Queste dichiarazioni avvengono in un quadro in cui l’economia europea rallenta e in cui l’inflazione dell’eurozona è poco sopra al 2%. Anche gli ultimi dati che arrivano dall’America segnalano un rallentamento. Si potrebbe concludere che Isabel Schnabel rifletta la storica avversione tedesca per l’inflazione che sarebbe fuori dal tempo e incomprensibile in questo scenario economico. Queste dichiarazioni potrebbero anche riflettere una prudenza che deriva dall’errore di politica monetaria dell’autunno del 2021: gli inizi di un’inflazione poi salita ai massimi degli ultimi quarant’anni sono stati scambiati per un fenomeno transitorio e i rialzi dei tassi che sarebbero stati opportuni sono arrivati in ritardo.

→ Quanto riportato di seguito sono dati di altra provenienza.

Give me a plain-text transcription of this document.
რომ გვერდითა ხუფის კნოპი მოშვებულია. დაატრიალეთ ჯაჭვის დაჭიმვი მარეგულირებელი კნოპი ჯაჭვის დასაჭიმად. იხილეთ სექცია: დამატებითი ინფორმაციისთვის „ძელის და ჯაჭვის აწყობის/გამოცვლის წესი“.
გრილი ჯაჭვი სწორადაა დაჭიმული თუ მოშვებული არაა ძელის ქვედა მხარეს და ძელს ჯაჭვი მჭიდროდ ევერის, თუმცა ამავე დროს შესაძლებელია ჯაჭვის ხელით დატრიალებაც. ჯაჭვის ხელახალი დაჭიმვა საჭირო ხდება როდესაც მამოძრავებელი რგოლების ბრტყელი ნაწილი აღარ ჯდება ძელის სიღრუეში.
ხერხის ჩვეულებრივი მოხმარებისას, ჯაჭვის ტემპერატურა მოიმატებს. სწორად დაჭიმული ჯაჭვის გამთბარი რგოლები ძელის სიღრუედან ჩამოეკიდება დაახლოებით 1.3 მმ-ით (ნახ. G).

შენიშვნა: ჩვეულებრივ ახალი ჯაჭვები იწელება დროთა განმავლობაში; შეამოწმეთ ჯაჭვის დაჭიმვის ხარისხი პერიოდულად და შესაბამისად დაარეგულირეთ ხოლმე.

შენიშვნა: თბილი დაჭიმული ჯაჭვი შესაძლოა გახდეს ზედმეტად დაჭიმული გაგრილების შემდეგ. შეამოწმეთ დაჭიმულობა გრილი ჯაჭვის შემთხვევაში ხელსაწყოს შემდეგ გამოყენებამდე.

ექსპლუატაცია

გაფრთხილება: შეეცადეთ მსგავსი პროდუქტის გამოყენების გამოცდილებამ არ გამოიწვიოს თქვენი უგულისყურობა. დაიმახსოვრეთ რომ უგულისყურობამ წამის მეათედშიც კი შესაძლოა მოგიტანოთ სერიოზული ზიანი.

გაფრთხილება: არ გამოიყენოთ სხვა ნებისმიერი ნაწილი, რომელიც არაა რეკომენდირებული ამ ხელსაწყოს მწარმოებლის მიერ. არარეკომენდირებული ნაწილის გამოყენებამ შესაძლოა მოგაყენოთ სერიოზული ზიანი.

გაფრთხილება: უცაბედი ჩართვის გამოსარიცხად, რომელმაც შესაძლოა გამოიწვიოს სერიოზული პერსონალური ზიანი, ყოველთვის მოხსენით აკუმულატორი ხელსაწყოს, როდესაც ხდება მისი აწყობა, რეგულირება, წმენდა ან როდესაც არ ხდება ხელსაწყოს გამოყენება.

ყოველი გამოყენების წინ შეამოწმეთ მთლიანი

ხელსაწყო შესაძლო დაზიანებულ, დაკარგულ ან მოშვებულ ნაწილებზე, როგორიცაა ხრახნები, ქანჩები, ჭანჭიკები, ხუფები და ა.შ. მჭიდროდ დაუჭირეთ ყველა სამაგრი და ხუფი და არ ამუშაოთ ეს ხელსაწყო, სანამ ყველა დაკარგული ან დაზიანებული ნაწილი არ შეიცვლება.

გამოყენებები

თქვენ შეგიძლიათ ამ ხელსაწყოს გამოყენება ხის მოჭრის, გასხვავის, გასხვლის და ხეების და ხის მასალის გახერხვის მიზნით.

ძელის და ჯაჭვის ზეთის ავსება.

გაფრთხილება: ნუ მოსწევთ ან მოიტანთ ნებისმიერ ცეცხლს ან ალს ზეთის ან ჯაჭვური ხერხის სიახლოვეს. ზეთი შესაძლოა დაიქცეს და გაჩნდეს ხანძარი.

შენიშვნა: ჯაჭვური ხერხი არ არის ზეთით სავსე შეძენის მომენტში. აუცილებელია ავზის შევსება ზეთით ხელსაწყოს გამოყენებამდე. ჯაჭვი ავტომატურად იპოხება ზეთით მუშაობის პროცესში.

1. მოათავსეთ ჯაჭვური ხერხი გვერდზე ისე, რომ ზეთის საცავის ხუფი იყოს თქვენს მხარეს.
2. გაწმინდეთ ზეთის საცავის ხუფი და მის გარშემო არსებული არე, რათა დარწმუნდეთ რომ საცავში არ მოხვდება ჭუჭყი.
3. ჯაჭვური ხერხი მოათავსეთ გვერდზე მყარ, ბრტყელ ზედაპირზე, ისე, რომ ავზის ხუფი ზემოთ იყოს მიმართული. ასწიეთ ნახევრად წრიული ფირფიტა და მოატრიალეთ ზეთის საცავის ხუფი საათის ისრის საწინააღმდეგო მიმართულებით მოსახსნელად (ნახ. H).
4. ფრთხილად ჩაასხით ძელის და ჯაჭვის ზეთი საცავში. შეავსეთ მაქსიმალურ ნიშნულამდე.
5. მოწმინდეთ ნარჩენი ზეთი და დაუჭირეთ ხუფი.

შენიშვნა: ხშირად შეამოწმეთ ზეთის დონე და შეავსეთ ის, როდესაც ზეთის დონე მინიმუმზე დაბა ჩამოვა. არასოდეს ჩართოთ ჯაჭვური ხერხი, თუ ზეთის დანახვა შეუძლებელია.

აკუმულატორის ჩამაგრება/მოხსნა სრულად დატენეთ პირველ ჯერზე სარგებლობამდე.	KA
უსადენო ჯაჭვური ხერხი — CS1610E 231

In questi giorni il prezzo del rame raggiunge i massimi di sempre con un rialzo del 25% da inizio gennaio. Questo andamento è inusuale, anche considerando “l’energy transition”, alla vigilia di una fase che sarebbe di rallentamento. L’indice Bloomberg sulle materie prime è salito dell’11% in tre mesi. Potremmo archiviare il fenomeno e classificarlo come uno dei tanti episodi di euforia finanziari degli ultimi anni. La liquidità sui mercati scorre abbondante e le condizioni finanziarie sono favorevoli; se così non fosse non ci troveremmo a commentare i nuovi massimi di sempre dei listini azionari. Biden intanto posticipa di nuovo il pagamento dei debiti degli studenti americani, con cui si sono pagati il college, per un importo di mille miliardi di dollari. La domanda inevitabile è cosa succeda alle condizioni finanziarie e ai prezzi, dal punto di partenza di oggi e cioè dopo tre anni di politiche espansive, se di fronte a un rallentamento e per sostenere l’economia si rispolverassero gli strumenti di sempre. Forse è un caso, ma ieri anche l’oro ha sfondato i massimi di sempre.

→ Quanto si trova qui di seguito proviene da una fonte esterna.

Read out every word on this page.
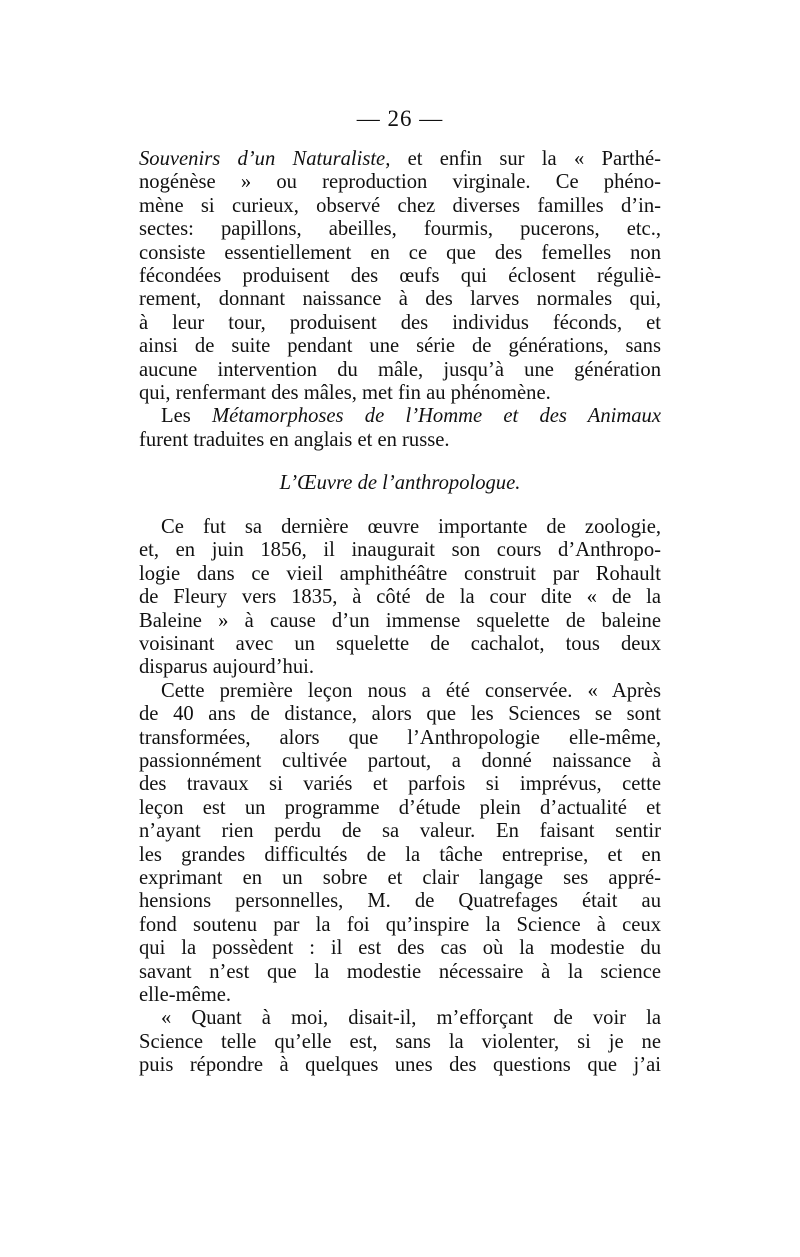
— 26 —
Souvenirs d’un Naturaliste, et enfin sur la « Parthé-
nogénèse » ou reproduction virginale. Ce phéno-
mène si curieux, observé chez diverses familles d’in-
sectes: papillons, abeilles, fourmis, pucerons, etc.,
consiste essentiellement en ce que des femelles non
fécondées produisent des œufs qui éclosent réguliè-
rement, donnant naissance à des larves normales qui,
à leur tour, produisent des individus féconds, et
ainsi de suite pendant une série de générations, sans
aucune intervention du mâle, jusqu’à une génération
qui, renfermant des mâles, met fin au phénomène.
Les Métamorphoses de l’Homme et des Animaux
furent traduites en anglais et en russe.
L’Œuvre de l’anthropologue.
Ce fut sa dernière œuvre importante de zoologie,
et, en juin 1856, il inaugurait son cours d’Anthropo-
logie dans ce vieil amphithéâtre construit par Rohault
de Fleury vers 1835, à côté de la cour dite « de la
Baleine » à cause d’un immense squelette de baleine
voisinant avec un squelette de cachalot, tous deux
disparus aujourd’hui.
Cette première leçon nous a été conservée. « Après
de 40 ans de distance, alors que les Sciences se sont
transformées, alors que l’Anthropologie elle-même,
passionnément cultivée partout, a donné naissance à
des travaux si variés et parfois si imprévus, cette
leçon est un programme d’étude plein d’actualité et
n’ayant rien perdu de sa valeur. En faisant sentir
les grandes difficultés de la tâche entreprise, et en
exprimant en un sobre et clair langage ses appré-
hensions personnelles, M. de Quatrefages était au
fond soutenu par la foi qu’inspire la Science à ceux
qui la possèdent : il est des cas où la modestie du
savant n’est que la modestie nécessaire à la science
elle-même.
« Quant à moi, disait-il, m’efforçant de voir la
Science telle qu’elle est, sans la violenter, si je ne
puis répondre à quelques unes des questions que j’ai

Torniamo a Isabel Schnabel. Oggi le catene di fornitura globale si rompono e si accorciano; le materie prime non si spostano più con la stessa fluidità “di sempre”. Si pagano poi le conseguenze di una lunga fase in cui gli investimenti in nuove miniere, per esempio, sono stati ridotti ai minimi e gli investimenti, sicuramente in Occidente, sono stati piuttosto dedicati a “data center” e “intelligenza artificiale”. Le guerre commerciali contribuiscono a spezzare gli approvvigionamenti. Entrare in questa fase senza salvaguardare la valuta è molto rischioso. Per l’Europa è doppiamente rischioso perché non ha materie prime proprie con cui limitare i danni e perché i rapporti con suoi partner commerciali storici a est, Russia in primis, e a sud, dalla Libia al Medio Oriente e poi in Africa sub-sahariana, sono compromessi o minacciati dagli sviluppi geopolitici. Il rischio di importare inflazione in questa fase con l’America che, forte della valuta di riserva globale, dei suoi rapporti commerciali e delle sue risorse, mantiene le condizioni monetarie e fiscali espansive è concreto.

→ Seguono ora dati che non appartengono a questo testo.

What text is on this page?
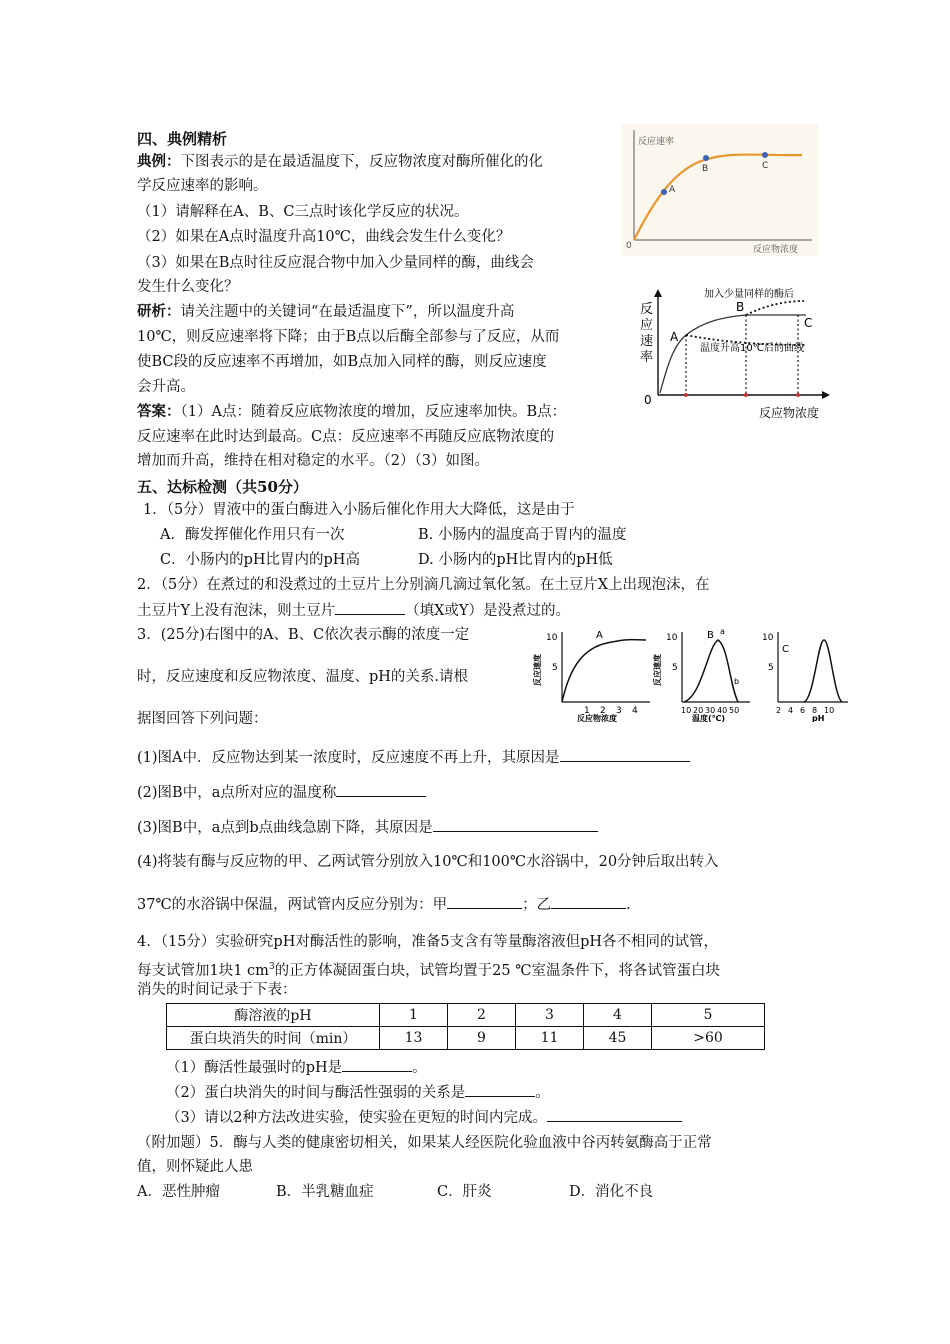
四、典例精析
典例：下图表示的是在最适温度下，反应物浓度对酶所催化的化
学反应速率的影响。
（1）请解释在A、B、C三点时该化学反应的状况。
（2）如果在A点时温度升高10℃，曲线会发生什么变化？
（3）如果在B点时往反应混合物中加入少量同样的酶，曲线会
发生什么变化？
研析：请关注题中的关键词“在最适温度下”，所以温度升高
10℃，则反应速率将下降；由于B点以后酶全部参与了反应，从而
使BC段的反应速率不再增加，如B点加入同样的酶，则反应速度
会升高。
答案：（1）A点：随着反应底物浓度的增加，反应速率加快。B点：
反应速率在此时达到最高。C点：反应速率不再随反应底物浓度的
增加而升高，维持在相对稳定的水平。（2）（3）如图。
反应速率
反应物浓度
0
A
B	C
反
应
速
率
加入少量同样的酶后
温度升高10℃后的曲线
反应物浓度
0
A
B
C
五、达标检测（共50分）
1．（5分）胃液中的蛋白酶进入小肠后催化作用大大降低，这是由于
A．酶发挥催化作用只有一次	B. 小肠内的温度高于胃内的温度
C．小肠内的pH比胃内的pH高	D. 小肠内的pH比胃内的pH低
2．（5分）在煮过的和没煮过的土豆片上分别滴几滴过氧化氢。在土豆片X上出现泡沫，在
土豆片Y上没有泡沫，则土豆片	（填X或Y）是没煮过的。
3．(25分)右图中的A、B、C依次表示酶的浓度一定
时，反应速度和反应物浓度、温度、pH的关系.请根
据图回答下列问题：
10
5
A
1 2 3 4
反应物浓度
反应速度
10
5
B a
b
10 20 30 40 50
温度(℃)
反应速度
10
5
C
2 4 6 8 10
pH
(1)图A中．反应物达到某一浓度时，反应速度不再上升，其原因是
(2)图B中，a点所对应的温度称
(3)图B中，a点到b点曲线急剧下降，其原因是
(4)将装有酶与反应物的甲、乙两试管分别放入10℃和100℃水浴锅中，20分钟后取出转入
37℃的水浴锅中保温，两试管内反应分别为：甲	；乙	.
4．（15分）实验研究pH对酶活性的影响，准备5支含有等量酶溶液但pH各不相同的试管，
每支试管加1块1 $cm^3$的正方体凝固蛋白块，试管均置于25 ℃室温条件下，将各试管蛋白块
消失的时间记录于下表：
酶溶液的pH	1	2	3	4	5
蛋白块消失的时间（min）	13	9	11	45	>60
（1）酶活性最强时的pH是	。
（2）蛋白块消失的时间与酶活性强弱的关系是	。
（3）请以2种方法改进实验，使实验在更短的时间内完成。
（附加题）5．酶与人类的健康密切相关，如果某人经医院化验血液中谷丙转氨酶高于正常
值，则怀疑此人患
A．恶性肿瘤	B．半乳糖血症	C．肝炎	D．消化不良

Se l’Europa non calibra gli interventi di politica monetaria avendo presente questo scenario e se gli investitori si abituano all’idea che è disposta a svalutare l’euro, il rischio per l’Unione è di non riuscire più a gestire i prezzi; solo una recessione può contenere le spinte inflattive imposte dalle condizioni finanziarie, fiscali e geopolitiche di oggi, ma questa, ovviamente, non è una soluzione. L’alleato americano con il deficit molto sopra la media non sta aiutando l’Europa. Più passa il tempo, più diventa chiaro quanto alto sia il costo della posizione geopolitica in cui si è ritrovata l’Europa.
La prudenza di Isabel Schnabel può far guadagnare tempo, ma non molto di più, perché anche le conseguenze di tassi più alti del dovuto sono inevitabili.